Unveiling Excel 2007

Stock quotes in this article: MSFT , HPQ , AAPL  

Huddle up, my bean-counting brothers and sisters: Microsoft (MSFT Quote) has brought a flaming new riff on our beloved Excel to market: Microsoft Office Excel 2007.

I've been testing the program for the past few months. My verdict? I'll keep it short: Considering the alternatives, you are a complete dope if you do not run out and get this program, right now. This minute. Today.

This Excel is the real deal.

Spreadsheets for All

For those youngsters who came into the office after the dawn of the desktop era, say the mid-1990s, you missed out on the revelation that was the modern spreadsheet.

Back in the day, we used to feel our way to (that is, totally guess about) the value of things. Portable calculators like the Hewlett-Packard 12c -- which I still have and use, thank you very much -- were the preferred way to find the value of money though time and look for rates of change.

But that all ended when the computer came to the desktop.

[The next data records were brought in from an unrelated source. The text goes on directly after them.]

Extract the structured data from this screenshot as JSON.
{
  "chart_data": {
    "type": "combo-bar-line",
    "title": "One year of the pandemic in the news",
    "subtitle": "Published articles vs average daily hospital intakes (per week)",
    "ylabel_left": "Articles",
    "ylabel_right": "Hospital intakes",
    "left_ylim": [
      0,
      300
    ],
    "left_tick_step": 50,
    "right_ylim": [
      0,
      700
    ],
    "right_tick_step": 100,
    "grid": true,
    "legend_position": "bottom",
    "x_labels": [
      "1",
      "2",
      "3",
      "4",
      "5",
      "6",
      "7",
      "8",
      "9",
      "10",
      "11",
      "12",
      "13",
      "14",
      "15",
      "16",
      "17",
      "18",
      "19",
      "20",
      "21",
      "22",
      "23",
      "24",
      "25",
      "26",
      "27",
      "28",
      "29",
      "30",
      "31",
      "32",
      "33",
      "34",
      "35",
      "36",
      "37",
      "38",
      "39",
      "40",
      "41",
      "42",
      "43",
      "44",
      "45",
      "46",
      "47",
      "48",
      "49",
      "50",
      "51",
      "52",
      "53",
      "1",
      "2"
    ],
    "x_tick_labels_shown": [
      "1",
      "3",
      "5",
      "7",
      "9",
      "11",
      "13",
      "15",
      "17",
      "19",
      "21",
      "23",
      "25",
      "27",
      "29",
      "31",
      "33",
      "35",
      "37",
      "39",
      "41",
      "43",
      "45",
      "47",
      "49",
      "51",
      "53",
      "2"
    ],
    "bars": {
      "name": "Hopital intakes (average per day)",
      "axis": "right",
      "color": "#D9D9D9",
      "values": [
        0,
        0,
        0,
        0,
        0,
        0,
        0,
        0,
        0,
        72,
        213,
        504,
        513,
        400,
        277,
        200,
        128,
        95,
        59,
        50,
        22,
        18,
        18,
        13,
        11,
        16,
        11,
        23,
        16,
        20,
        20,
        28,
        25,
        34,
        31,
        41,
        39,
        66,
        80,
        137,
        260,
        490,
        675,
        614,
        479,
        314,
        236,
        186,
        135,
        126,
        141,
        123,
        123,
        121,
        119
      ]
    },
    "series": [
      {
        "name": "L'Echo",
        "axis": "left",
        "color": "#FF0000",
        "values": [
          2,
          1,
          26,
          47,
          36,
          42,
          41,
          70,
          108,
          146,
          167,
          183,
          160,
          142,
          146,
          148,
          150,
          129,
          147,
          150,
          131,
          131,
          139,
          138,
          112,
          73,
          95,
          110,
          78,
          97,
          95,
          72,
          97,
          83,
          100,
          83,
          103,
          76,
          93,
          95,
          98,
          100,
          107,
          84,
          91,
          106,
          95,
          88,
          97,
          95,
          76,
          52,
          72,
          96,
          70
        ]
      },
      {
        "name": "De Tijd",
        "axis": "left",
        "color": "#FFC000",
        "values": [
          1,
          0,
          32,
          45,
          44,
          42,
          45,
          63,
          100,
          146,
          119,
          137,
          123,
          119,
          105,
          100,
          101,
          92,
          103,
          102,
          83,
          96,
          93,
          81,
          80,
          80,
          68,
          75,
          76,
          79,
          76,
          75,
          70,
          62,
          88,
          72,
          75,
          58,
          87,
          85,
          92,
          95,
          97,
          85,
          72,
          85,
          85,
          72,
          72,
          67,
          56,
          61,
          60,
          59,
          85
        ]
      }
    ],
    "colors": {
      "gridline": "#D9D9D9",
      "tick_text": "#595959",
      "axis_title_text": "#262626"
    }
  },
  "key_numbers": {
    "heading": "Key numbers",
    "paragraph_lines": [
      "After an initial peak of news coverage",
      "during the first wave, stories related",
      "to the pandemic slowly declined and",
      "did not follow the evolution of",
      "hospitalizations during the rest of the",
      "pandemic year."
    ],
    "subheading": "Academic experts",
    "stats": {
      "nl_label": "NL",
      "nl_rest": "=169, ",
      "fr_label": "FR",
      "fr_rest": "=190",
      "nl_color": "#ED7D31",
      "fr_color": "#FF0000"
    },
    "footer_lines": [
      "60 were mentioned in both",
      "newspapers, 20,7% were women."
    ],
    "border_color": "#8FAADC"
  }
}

Suddenly everyone could run a powerful spreadsheet and do their own accurate valuations, advanced statistics and charting, not to mention internal cost analysis and killer shopping lists.

For all the hype surrounding hypertext documents, digital content and the Web, they pale next to the spreadsheet, since this ultimately democratizing valuation tool underpins the modern financial market.

Today it is no longer a top-down, few-telling-us-what's-what world. Now it's a bottom-up market. The many -- the spreadsheet-enabled "us" -- tell the few what the world really is.

There were some early imposters in the spreadsheet game; Lotus 123 and others got the pole position. But Bill Gates knew early what a spreadsheet should be -- he was a numbers guy, after all.

And when Office 97 came to market, that was pretty much that: Excel became the dominant player, growing to well over 450 million active seats today, so says the company.

Now, a decade later, Microsoft has given Office Excel 2007 its biggest makeover yet, one that brings the code to a new position inside the business environment.

"We really tried to make it as easy to use as we could," says Mor Hezi, senior product manager for the Office Marketing team at Microsoft. "We want everybody to use every single feature."

To simplify this Excel, Microsoft has jettisoned its traditional menu architecture and replaced it with the ribbon, a graphical tab that runs across the top of the screen.

The ribbon has been very controversial. In programs such as Word and Outlook it can drive some people, including me, nuts. But here in Excel, the ribbon really works.